Edit: I think i get what the -t option is for, to spilt the string to be able to sort on just the date part?

Thanks.

LiquidChild,
For the "sort" command:
-t --> specifies the field separation.
-k --> specifies the field sequence.

If you type: man sort
you can see a full explanation of the "sort" command in your system.

-t char
Use the single character char as the default field separator, instead of the default of whitespace.

-k
Define the sort key field.

This does not seem to work in the following though

FILE_230580.ok
FILE_230590.ok
FILE_010107.ok

As the ordering is then:

FILE_010107.ok
FILE_230580.ok
FILE_230590.ok

$ ls FILE_*
FILE_010107.ok  FILE_230580.ok  FILE_230590.ok
$ ls FILE_* | sort -t"_" -k2
FILE_010107.ok
FILE_230580.ok
FILE_230590.ok

There are two problems :

  • These files seems to be in ddmmyy format.
  • The yy format is not sortable, because with this format 2007 is lower than 1980

In that case you can do something like that:

$ ls File_*
FILE_010107.ok  FILE_230580.ok  FILE_230590.ok
$ ls FILE_* | \
> awk -F_ \
>   '{
>      dd=substr($2,1,2);
>      mm=substr($2,3,2);
>      yy=substr($2,5,2);
>      print (yy<70 ? "20" : "19") yy mm dd, $0 ;
>    }' | \
> sort -k1,1 | \
> cut -d' ' -f2
FILE_230580.ok
FILE_230590.ok
FILE_010107.ok$

Jean-Pierre.

What if the only yy would be above 2000, so 07, 08, 09 etc, would it make the solution simplier?
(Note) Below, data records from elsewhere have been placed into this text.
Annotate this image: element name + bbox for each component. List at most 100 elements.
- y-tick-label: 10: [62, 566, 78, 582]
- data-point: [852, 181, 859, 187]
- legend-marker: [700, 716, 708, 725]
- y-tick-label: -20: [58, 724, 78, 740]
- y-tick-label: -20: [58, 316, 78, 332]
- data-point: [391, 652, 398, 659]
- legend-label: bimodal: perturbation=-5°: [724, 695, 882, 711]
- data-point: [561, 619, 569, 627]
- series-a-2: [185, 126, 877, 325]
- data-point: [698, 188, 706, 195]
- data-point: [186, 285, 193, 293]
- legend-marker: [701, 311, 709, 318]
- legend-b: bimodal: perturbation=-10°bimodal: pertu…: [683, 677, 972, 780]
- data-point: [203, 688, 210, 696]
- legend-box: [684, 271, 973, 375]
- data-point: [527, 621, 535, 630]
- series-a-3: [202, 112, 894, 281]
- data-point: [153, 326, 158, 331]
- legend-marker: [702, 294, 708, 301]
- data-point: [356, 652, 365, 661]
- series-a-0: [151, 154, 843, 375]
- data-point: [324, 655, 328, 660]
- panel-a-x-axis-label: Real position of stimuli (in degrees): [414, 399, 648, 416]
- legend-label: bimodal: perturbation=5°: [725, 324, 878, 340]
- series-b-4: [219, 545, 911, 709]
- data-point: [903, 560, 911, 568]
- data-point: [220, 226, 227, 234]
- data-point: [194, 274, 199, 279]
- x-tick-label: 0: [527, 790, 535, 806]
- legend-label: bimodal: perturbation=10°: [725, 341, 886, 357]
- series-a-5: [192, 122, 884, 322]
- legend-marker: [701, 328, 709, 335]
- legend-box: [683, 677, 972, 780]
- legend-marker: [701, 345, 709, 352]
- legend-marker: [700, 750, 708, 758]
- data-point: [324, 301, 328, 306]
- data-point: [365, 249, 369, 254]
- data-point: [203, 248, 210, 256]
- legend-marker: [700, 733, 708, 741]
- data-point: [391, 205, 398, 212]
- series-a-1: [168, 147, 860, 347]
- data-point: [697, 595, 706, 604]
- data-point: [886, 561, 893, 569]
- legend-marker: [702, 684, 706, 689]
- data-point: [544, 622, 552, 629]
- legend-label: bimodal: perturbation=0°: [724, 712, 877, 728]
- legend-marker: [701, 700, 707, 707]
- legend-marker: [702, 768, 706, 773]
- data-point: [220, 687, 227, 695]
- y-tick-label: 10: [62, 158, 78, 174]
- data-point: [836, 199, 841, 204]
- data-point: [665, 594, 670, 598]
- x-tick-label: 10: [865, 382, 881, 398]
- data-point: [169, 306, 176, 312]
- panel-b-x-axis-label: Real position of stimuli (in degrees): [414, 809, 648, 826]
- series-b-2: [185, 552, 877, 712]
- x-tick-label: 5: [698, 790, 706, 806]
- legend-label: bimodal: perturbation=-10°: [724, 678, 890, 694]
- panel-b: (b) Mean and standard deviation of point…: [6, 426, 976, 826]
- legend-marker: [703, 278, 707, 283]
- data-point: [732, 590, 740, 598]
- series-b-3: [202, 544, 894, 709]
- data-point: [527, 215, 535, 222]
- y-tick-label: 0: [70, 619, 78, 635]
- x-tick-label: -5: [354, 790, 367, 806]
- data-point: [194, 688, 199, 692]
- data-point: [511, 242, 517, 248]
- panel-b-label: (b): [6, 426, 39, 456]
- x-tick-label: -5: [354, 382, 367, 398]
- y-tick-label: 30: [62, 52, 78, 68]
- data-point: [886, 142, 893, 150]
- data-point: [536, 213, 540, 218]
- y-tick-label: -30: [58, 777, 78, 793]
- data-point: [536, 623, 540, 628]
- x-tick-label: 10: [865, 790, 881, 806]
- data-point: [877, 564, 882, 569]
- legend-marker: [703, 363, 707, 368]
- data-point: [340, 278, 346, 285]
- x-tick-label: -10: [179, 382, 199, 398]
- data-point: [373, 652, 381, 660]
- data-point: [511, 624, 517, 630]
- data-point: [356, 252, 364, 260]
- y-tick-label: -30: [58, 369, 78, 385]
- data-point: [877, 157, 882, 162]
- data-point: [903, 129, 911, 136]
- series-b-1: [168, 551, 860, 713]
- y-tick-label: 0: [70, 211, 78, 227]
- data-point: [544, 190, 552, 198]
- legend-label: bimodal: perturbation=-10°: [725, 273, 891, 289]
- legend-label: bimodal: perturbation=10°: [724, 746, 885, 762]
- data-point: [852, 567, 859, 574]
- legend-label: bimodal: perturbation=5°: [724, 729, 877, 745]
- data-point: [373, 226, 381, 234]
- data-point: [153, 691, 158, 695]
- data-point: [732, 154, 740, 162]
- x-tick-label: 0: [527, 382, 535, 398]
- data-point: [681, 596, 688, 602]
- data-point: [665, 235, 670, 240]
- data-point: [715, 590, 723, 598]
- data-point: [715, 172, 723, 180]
If being honest its unlikely we will have a file pre 2000.

ls FILE* | sort -t_ -k2.5,2.6 -k2.3,2.4 -k2.1,2.2

Jean-Pierre.

Thanks Jean, will give that a go, I tried using multiple keys, but have not seen the '.' notation before, what does that mean?

From sort man pages :

Jean-Pierre.

Thanks for the all the help Jean-Pierre.

I have read the above but am not clear on one thing, I get the .5 .6 which basically equates to the last two fields of the string, i.e. the year, and sorts on them first and the same for .3 .4 and .1 .2, but I don't really understand the 2. and 3. part. While I know this refers to the field and the part after the . refers to the character within the field, I don't understand how it can be 2.5 and 2.6, how are fields split up in the string, i.e. what exactly is field 2 and field 3.

Sorry I did read the above and have had a look for some further text and examples and while a bit clearer I still don't fully understand it

I have corrected typing errors :

ls FILE* | sort -t_ -k2.5,2.6 -k2.3,2.4 -k2.1,2.2

With '_' as field separator, the date is field 2 is in the form ddmmyy.ok
-k2.5,2.6 : Chars 5 to 6 of field 2 -> yy
-k2.3,2.4 : Chars 3 to 4 of field 2 -> mm
-k2.1,2.2 : Chars 1 to 2 of field 2 -> dd

Jean-Pierre.

Ok, got it! Thanks again.